Esse cenário justifica a propositura do Projeto de Lei, manifestamente inconstitucional, que visa proibir o reconhecimento do casamento civil entre pessoas do mesmo sexo no Brasil.

2 DA CONSTITUIÇÃO CIDADÃ

É possível citar mais de um princípio constitucional que assegure o direito de casamento civil a casais homoafetivos, tais como: igualdade, dignidade da pessoa humana e liberdade. O princípio da igualdade, no artigo 5º, caput, da Constituição Federal, estabelece:

“Todos são iguais perante a lei, sem distinção de qualquer natureza, garantindo-se aos brasileiros e aos estrangeiros residentes no País a inviolabilidade do direito à vida, à liberdade, à igualdade, à segurança e à propriedade.” (Brasil, 1988).

É importante ressaltar que a igualdade não se restringe apenas ao conceito formal, mas também abrange a ideia de igualdade material, que trata de forma igual os iguais e de forma desigual os desiguais. Nesse sentido, mesmo que o texto formal fosse aplicado de forma eficaz, ainda seria necessário implementar políticas públicas para assegurar a igualdade material, proporcionando paridade de armas a esses cidadãos discriminados pela sociedade. A igualdade material busca assegurar que todos tenham as mesmas oportunidades e condições de exercício de seus direitos, eliminando desigualdades fáticas.

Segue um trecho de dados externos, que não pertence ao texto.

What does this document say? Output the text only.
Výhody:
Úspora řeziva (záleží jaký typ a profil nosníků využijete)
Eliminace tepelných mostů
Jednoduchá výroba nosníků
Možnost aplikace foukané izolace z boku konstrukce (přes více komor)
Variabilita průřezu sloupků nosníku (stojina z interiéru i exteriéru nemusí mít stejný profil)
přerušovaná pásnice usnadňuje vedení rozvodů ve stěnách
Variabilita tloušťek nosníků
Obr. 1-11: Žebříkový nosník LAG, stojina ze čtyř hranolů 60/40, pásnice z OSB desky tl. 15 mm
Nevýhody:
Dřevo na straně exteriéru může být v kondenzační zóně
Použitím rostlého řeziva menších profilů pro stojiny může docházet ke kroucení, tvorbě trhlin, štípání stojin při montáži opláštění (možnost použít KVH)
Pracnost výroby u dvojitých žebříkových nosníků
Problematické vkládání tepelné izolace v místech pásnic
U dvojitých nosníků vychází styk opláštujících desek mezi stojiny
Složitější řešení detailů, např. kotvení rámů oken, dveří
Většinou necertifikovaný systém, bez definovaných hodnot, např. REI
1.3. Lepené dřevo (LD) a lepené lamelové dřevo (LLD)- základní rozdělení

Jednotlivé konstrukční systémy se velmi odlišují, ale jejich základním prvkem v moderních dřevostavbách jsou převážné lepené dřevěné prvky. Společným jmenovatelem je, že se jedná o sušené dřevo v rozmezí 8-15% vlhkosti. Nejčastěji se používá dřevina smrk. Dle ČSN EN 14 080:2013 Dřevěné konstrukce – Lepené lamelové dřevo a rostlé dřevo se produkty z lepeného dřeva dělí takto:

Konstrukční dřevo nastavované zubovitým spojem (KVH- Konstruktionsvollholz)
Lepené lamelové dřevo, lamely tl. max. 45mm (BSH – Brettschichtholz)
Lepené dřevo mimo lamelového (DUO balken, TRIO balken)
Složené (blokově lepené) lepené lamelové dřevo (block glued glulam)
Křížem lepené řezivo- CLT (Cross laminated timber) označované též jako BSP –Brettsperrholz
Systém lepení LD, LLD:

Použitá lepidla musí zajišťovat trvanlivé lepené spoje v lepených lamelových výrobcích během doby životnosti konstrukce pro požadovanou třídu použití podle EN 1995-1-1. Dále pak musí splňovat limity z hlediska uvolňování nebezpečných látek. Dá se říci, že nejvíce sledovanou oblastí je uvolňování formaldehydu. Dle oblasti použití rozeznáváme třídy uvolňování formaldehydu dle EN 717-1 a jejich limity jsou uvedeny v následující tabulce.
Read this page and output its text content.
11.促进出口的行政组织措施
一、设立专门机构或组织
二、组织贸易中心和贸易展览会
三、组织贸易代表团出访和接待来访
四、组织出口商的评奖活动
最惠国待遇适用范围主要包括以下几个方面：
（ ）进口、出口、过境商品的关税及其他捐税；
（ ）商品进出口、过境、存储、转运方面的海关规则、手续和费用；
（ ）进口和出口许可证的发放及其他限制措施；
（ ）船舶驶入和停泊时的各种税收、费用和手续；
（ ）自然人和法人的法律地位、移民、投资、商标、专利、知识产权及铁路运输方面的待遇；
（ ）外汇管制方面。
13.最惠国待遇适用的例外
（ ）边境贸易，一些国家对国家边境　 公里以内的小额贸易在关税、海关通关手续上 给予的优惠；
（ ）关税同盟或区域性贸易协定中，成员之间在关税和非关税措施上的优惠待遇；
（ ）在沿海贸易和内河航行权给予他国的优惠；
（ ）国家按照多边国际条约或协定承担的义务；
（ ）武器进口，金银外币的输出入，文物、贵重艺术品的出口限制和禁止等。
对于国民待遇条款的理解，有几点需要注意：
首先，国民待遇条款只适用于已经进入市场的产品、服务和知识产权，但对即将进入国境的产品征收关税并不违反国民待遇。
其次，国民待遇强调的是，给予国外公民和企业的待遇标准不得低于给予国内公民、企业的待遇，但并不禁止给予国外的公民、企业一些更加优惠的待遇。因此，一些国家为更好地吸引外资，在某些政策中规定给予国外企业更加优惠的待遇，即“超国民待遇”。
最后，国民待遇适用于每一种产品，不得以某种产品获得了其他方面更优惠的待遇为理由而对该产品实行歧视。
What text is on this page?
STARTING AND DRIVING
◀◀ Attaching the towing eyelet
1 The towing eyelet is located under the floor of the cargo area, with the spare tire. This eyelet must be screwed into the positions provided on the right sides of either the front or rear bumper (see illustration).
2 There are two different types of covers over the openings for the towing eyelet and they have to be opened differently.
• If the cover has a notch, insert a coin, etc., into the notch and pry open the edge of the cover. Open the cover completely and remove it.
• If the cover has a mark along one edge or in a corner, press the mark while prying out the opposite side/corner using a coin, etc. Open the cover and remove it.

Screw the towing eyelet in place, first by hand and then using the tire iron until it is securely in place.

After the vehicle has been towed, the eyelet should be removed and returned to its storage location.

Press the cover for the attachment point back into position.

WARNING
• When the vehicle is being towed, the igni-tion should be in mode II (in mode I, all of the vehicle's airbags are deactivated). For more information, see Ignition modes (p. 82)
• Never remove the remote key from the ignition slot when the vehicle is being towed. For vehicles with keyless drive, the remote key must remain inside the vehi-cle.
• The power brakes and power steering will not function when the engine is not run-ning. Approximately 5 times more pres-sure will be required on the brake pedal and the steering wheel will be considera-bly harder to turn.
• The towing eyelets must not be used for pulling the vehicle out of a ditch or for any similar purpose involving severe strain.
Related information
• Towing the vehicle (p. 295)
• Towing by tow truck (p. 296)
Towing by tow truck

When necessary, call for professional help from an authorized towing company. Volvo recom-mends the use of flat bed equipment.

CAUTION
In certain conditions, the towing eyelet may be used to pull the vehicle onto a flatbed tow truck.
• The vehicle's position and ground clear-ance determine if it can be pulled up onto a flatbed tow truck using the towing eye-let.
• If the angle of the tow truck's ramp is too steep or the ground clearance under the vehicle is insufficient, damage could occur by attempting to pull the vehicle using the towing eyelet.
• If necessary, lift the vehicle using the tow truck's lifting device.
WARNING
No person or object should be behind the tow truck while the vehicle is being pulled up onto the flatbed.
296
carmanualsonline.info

Já o princípio da dignidade da pessoa humana, no artigo 1º, inciso III, da Constituição Federal, dispõe que, mais do que um direito à vida, a pessoa tem direito a uma existência digna, respeitosa e honrosa.

No Brasil atual, pessoas homossexuais são “cidadãos de papel”, termo utilizado por Gilberto Dimenstein para conceituar aqueles que possuem direitos apenas no papel, direitos adquiridos, mas não usufruídos.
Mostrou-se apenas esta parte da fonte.